Dans une lettre récente, le président du conseil d'administration de la Société des traversiers du Québec, François Désy, a invité le député caquiste Donald Martel à s'exprimer avec «retenue et discernement», suggérant ainsi que ce n'est pas ce qu'il fait.

La CAQ obtient une démission à la STQ

Le président du conseil d'administration de la Société des traversiers du Québec, François Désy, a remis sa démission lundi. Tout récemment, il avait invité un député caquiste à s'exprimer avec «retenue et discernement», une sortie inusitée s'agissant d'un dirigeant d'une société publique à l'égard d'un parlementaire de l'Assemblée nationale.
Le député visé, Donald Martel, de la Coalition avenir Québec, avait réclamé sa démission la semaine dernière.

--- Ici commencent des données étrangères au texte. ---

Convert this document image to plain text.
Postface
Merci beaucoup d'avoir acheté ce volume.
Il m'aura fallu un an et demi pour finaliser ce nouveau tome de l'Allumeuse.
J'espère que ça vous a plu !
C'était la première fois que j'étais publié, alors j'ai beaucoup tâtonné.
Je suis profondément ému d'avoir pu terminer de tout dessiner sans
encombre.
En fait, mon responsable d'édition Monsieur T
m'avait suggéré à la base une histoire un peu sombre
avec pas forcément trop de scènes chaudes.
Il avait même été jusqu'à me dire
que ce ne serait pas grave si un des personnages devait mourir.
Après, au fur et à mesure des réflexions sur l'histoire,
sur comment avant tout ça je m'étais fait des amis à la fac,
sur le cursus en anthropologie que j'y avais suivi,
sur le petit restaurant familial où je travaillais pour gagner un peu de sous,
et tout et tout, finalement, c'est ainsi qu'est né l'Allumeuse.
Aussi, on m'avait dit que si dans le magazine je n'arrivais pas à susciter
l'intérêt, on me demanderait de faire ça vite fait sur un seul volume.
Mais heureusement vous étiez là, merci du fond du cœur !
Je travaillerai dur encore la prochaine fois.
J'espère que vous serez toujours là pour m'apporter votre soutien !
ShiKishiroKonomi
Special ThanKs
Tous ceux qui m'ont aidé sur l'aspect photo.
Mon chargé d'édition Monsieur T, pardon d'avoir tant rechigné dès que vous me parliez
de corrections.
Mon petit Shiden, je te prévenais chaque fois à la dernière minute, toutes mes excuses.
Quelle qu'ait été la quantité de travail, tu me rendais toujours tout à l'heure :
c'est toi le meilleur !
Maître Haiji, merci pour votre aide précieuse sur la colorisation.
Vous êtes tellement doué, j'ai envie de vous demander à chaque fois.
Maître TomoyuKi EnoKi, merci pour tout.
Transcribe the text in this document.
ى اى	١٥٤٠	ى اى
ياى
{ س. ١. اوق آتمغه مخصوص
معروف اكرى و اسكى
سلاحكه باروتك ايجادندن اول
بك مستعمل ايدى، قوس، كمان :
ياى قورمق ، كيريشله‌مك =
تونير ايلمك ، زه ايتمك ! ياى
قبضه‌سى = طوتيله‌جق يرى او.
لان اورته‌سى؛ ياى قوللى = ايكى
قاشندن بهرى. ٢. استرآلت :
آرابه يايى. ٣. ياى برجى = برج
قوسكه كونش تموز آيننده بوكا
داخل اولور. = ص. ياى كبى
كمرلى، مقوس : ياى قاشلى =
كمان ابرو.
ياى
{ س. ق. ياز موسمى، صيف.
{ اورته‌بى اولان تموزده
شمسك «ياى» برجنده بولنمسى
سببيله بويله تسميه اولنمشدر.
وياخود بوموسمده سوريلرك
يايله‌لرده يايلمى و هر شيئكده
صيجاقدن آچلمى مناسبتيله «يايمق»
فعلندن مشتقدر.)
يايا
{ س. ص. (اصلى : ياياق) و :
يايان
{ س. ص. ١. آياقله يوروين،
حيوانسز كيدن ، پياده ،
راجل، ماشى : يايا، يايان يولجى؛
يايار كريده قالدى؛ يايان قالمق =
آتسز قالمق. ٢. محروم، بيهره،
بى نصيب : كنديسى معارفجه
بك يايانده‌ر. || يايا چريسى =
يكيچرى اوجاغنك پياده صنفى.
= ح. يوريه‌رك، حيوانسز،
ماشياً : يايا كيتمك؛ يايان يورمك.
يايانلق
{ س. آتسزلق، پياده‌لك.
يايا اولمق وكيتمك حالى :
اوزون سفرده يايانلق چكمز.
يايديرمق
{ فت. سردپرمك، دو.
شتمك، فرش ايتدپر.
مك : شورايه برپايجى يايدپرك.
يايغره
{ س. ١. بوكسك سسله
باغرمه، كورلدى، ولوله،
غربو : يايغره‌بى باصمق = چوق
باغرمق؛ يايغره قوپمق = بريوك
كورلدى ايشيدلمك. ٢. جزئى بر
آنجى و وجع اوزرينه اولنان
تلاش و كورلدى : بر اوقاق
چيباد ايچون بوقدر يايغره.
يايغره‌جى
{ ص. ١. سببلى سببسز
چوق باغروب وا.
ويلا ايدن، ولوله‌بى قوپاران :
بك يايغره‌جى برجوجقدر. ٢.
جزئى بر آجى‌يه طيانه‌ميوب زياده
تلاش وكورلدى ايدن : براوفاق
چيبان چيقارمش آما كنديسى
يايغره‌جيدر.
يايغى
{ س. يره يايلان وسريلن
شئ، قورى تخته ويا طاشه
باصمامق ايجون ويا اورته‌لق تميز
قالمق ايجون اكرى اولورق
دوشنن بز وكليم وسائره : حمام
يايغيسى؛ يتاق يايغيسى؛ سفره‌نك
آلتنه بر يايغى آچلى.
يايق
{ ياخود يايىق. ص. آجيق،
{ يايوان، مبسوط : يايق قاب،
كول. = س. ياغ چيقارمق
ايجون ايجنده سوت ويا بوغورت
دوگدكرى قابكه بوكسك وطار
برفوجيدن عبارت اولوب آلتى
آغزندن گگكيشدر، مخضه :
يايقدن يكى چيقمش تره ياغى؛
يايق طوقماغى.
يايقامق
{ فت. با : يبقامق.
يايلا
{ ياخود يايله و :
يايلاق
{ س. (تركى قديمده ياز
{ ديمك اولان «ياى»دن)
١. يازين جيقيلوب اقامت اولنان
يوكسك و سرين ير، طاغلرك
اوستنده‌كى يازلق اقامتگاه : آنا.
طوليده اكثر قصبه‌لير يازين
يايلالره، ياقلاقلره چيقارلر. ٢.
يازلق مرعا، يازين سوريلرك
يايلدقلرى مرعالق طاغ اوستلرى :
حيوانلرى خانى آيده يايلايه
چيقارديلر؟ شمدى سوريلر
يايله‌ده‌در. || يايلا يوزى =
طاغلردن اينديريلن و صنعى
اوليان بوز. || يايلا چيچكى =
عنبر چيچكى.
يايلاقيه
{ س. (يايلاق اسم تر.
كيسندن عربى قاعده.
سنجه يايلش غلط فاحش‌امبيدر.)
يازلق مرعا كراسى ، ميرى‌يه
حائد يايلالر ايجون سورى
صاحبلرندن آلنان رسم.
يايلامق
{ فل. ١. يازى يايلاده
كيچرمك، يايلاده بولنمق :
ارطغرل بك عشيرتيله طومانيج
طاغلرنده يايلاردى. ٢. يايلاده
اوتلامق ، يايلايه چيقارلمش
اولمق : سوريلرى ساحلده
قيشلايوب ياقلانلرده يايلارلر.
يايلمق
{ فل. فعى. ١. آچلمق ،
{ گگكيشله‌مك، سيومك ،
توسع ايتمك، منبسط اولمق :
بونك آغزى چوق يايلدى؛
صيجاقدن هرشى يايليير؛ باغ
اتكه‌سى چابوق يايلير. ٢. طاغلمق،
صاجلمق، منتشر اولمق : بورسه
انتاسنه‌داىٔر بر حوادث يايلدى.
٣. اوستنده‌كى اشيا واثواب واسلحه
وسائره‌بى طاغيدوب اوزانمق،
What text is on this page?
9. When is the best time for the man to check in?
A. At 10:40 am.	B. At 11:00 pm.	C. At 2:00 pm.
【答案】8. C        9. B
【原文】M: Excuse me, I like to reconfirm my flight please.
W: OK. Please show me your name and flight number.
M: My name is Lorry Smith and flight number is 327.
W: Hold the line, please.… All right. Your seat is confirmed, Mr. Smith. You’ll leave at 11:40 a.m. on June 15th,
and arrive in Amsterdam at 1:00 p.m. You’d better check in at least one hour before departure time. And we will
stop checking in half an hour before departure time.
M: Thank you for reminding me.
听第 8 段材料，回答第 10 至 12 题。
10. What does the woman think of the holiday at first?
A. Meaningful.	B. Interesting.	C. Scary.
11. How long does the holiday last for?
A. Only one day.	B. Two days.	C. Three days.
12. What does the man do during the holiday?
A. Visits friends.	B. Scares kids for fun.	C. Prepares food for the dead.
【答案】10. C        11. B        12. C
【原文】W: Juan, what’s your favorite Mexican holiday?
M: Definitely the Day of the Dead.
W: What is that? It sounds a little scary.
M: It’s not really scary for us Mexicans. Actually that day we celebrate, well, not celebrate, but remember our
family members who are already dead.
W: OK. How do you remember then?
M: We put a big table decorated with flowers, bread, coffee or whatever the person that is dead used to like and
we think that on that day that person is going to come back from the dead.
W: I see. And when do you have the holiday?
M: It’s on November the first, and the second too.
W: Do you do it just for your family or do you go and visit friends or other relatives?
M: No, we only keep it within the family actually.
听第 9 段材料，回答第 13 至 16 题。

Affirmant qu'on cherchait à le faire taire, il entendait revenir à la charge ce mardi à la période des questions.
Le ministre des Transports, Laurent Lessard, n'a rien fait pour retenir M. Désy. On ne sait pas s'il approuvait les propos tenus par le désormais ex-président du conseil d'administration de la Société des traversiers du Québec. Mais il ne pouvait pas le défendre dans la mesure où il s'en était pris «aux droits et privilèges d'un parlementaire», pour reprendre l'expression technique en usage à l'Assemblée nationale.
Dans une lettre récente qu'il lui avait écrite, le dirigeant reprochait au député de la Coalition avenir Québec d'avoir été méprisant à l'égard des administrateurs de la Société des traversiers avec ses «esclandres» et ses «insinuations».
Il estimait que Donald Martel n'était motivé que par la «partisanerie» et l'accusait de «nourrir le cynisme au sein de l'opinion publique».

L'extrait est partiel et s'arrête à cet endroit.